Hilfsangebote für Menschen mit Depressionen: Wenn Sie das Gefühl haben, an einer psychischen Krankheit zu leiden, oder Suizidgedanken Sie beschäftigen, wenn Sie sich in einer scheinbar ausweglosen Lebenssituation befinden: Zögern Sie nicht, Hilfe anzunehmen. Hilfe bietet unter anderem die Telefonseelsorge in Deutschland unter 0800 111 0 111 oder 0800 111 0 222 (gebührenfrei) und im Internet unter telefonseelsorge.de.
Was etwas überrascht, ist, wie stark der Biograf immer wieder den berühmten Vater ins Spiel bringt. Wäre es nicht an der Zeit, Klaus Mann ohne die ständige Fixierung auf Thomas Mann zu würdigen?
„Dass man Klaus Mann ohne seinen Vater vorstellen könnte oder beschreiben könnte, ist völlig unmöglich. Tatsächlich hatte ich denselben Gedanken, als ich mit meiner Arbeit begann. Ich lasse den Vater mal weg, und dann stellte ich fest: es geht einfach nicht.“
Rivalität mit Thomas Mann
Für Thomas Medicus sind Verehrung und Rivalität zwischen den beiden Schriftstellern zentral für das Verständnis von Klaus Manns Leben.

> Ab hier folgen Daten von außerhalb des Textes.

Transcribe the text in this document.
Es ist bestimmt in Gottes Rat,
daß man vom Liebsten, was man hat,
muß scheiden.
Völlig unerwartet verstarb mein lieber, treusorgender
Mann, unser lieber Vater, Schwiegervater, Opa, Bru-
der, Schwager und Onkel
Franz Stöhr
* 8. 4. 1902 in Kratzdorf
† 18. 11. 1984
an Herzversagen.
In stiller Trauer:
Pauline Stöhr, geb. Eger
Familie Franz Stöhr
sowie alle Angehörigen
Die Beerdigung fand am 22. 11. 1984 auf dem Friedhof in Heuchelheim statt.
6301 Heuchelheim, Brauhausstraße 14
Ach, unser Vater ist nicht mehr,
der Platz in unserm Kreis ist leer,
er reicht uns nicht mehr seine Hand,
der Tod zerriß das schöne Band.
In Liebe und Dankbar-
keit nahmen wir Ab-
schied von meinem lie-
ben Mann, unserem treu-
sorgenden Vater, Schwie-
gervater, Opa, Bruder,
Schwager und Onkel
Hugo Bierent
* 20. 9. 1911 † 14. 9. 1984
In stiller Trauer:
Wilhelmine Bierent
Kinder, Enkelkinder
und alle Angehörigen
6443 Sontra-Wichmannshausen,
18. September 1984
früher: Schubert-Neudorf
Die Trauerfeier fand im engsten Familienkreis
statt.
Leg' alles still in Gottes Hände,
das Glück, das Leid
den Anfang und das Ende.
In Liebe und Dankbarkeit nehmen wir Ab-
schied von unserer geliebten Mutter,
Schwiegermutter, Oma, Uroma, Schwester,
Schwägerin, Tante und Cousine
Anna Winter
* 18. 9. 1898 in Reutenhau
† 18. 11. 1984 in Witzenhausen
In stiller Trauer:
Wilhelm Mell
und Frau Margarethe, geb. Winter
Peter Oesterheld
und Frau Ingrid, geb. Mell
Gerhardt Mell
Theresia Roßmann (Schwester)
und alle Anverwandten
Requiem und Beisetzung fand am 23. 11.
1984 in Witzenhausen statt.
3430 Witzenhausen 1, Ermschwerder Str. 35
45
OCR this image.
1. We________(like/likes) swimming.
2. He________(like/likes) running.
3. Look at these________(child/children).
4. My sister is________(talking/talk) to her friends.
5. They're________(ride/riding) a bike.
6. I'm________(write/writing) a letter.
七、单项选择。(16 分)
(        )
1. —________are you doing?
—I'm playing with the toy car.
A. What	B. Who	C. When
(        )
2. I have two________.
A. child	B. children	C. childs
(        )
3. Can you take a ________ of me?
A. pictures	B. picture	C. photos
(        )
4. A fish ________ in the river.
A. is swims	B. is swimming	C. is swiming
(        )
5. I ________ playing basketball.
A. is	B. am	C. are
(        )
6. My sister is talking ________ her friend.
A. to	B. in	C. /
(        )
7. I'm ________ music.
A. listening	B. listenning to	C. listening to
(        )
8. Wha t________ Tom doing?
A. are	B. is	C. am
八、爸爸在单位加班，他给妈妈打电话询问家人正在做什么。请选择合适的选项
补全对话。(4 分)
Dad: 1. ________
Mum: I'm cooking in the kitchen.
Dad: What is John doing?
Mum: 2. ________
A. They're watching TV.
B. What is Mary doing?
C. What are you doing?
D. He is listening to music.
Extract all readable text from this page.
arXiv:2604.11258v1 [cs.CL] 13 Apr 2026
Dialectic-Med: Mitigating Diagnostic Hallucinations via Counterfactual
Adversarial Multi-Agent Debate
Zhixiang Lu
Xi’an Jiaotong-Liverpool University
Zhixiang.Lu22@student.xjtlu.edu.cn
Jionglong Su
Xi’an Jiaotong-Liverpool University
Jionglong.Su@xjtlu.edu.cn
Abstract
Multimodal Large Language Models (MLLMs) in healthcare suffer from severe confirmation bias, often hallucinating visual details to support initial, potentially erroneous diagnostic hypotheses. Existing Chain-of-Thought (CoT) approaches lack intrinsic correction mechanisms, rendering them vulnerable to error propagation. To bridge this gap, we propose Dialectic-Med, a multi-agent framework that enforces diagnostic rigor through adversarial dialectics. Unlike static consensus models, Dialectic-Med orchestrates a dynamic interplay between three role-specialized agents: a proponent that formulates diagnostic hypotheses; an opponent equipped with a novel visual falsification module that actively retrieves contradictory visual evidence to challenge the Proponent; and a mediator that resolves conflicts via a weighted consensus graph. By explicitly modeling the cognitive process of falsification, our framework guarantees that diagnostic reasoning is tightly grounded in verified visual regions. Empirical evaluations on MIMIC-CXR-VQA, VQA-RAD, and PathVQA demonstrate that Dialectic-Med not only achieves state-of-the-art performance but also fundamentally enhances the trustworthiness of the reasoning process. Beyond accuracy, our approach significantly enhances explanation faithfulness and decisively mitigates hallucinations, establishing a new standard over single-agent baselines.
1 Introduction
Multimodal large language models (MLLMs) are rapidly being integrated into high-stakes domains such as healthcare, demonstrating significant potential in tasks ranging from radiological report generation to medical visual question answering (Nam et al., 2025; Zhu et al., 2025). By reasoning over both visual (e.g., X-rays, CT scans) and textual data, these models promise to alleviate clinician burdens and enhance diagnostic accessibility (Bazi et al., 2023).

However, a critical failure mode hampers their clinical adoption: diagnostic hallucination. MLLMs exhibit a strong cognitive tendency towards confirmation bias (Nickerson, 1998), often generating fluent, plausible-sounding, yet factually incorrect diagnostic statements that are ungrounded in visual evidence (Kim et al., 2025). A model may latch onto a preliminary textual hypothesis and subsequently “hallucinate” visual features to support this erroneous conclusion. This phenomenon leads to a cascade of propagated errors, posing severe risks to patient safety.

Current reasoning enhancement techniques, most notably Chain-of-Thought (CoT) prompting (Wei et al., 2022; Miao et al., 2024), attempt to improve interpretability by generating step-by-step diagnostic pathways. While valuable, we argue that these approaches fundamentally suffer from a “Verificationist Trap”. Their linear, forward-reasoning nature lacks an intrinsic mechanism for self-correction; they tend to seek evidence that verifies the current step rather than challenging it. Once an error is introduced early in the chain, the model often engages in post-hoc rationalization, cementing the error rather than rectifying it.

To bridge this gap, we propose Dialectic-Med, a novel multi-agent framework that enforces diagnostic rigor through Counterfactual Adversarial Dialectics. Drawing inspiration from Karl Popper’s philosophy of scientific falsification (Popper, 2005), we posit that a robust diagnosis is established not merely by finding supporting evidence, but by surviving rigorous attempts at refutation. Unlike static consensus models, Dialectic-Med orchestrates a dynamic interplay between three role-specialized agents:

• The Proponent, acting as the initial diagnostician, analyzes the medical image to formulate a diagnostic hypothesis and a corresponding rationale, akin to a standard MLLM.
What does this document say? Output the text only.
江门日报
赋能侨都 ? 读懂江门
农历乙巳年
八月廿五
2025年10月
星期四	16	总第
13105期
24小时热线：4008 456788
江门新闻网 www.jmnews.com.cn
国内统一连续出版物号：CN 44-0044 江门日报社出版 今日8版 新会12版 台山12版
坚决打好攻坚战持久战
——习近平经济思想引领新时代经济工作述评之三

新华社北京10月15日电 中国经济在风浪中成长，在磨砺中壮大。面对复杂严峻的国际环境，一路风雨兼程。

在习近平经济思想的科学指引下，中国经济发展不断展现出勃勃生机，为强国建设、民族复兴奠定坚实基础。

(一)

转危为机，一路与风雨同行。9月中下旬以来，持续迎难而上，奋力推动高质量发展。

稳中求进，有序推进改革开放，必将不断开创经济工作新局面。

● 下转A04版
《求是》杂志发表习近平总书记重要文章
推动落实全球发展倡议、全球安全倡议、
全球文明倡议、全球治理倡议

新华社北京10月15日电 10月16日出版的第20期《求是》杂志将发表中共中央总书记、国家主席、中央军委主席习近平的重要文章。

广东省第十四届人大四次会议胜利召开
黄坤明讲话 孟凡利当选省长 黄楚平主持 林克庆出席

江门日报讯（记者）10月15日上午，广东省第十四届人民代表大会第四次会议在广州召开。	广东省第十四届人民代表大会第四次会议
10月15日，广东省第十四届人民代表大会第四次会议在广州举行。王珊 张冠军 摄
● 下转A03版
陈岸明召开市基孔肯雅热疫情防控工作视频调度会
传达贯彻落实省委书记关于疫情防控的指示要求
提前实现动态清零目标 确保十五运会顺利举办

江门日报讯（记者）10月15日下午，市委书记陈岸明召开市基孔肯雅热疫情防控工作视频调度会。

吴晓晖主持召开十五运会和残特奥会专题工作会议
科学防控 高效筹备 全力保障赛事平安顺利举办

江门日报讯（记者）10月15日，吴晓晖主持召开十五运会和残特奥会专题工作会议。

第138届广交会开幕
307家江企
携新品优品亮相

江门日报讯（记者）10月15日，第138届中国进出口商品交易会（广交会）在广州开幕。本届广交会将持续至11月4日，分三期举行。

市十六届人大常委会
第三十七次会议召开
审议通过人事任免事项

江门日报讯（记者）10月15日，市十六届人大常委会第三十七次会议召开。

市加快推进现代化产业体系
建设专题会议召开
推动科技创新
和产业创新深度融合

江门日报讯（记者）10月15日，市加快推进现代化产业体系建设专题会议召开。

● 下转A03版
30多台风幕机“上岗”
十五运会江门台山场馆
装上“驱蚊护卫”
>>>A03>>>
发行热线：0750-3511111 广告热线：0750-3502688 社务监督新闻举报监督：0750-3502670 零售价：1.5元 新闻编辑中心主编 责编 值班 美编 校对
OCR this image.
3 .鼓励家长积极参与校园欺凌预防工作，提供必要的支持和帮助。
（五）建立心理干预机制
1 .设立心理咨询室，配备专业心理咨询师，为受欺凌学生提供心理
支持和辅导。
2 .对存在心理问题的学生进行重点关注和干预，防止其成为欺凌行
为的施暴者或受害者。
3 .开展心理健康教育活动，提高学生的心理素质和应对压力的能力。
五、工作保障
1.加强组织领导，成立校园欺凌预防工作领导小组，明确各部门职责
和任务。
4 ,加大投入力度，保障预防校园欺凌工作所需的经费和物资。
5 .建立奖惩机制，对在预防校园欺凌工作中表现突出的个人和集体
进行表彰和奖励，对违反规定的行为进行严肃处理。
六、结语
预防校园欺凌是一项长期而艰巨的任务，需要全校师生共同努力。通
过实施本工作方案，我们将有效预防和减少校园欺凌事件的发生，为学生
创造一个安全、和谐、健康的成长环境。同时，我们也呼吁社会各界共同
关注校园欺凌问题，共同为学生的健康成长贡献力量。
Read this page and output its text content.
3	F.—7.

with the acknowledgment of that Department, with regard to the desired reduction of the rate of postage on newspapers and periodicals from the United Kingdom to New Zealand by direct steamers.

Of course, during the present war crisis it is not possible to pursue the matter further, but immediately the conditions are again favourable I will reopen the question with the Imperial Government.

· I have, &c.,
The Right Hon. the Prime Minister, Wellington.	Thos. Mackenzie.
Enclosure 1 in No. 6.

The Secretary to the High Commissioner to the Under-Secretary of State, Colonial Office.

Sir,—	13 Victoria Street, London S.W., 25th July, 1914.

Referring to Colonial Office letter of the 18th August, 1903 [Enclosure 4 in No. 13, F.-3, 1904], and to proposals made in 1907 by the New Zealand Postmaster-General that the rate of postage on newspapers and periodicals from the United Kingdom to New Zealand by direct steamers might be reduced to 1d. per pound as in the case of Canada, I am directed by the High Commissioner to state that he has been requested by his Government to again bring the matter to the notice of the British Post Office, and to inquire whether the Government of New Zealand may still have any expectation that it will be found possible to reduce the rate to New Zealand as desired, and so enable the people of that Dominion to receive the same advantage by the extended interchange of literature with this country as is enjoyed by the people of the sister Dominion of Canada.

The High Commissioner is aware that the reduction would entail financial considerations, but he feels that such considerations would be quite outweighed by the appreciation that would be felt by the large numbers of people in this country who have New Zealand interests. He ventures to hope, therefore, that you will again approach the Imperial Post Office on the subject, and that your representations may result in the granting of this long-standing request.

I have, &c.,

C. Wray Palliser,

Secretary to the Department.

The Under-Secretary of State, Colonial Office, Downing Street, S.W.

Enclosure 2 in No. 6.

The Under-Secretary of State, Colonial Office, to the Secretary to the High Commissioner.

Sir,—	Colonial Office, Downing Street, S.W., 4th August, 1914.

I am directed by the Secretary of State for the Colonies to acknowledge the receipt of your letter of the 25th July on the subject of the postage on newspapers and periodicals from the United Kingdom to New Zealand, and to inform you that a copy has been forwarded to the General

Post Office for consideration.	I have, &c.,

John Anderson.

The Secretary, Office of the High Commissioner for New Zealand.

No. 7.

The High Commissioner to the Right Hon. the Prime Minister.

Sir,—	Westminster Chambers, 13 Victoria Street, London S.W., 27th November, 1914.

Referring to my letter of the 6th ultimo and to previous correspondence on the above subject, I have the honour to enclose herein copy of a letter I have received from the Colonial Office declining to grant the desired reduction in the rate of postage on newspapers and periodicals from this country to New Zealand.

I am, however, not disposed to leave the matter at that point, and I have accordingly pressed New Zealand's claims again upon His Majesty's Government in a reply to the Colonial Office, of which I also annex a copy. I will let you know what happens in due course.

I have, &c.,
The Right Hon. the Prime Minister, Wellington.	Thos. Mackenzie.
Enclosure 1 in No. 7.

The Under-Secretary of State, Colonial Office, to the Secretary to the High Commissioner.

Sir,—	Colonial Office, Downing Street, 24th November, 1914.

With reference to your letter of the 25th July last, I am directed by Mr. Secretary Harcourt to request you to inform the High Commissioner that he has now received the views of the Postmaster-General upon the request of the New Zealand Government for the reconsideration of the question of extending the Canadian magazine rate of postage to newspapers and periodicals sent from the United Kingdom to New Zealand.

„Und zwar unter anderem auch deshalb, weil ja zumindest in den 20er-Jahren ein literarisches Konkurrenzverhältnis zwischen den beiden bestand; und Klaus Mann öffentlich zum Beispiel in seiner ersten Autobiografie „Kind dieser Zeit“ klargemacht hat, wie hart es für ihn ist, sich von seinem Vater literarisch zu trennen und sich zu unterscheiden und auch entsprechende Oppositionen aufgemacht hat. Also, das Rauschhafte, Exzessive, Extravagante, was Klaus Mann in den 20er-Jahren hatte und auch praktizieren konnte, ist in direkter Ablehnung, in indirektem Kontrast zu seinem Vater entstanden. Das war einfach das Fluidum, sozusagen, der Referenzraum, in dem er sich von Kindheit auf bewegt hatte.“
Klaus Mann, der ewige Sohn. Man muss diese Sichtweise nicht in vollem Umfang teilen, um die Biografie eines außergewöhnlichen Charakters, Schriftstellers und Zeitgenossen einer tragischen Epoche, die er „durchlebt“, „durchlitten“ und literarisch begleitet hat, mit Begeisterung zu lesen.
Die Biografie „Klaus Mann. Ein Leben“ von Thomas Medicus hat 544 Seiten, ist im Rowohlt Verlag erschienen und kostet 28 Euro.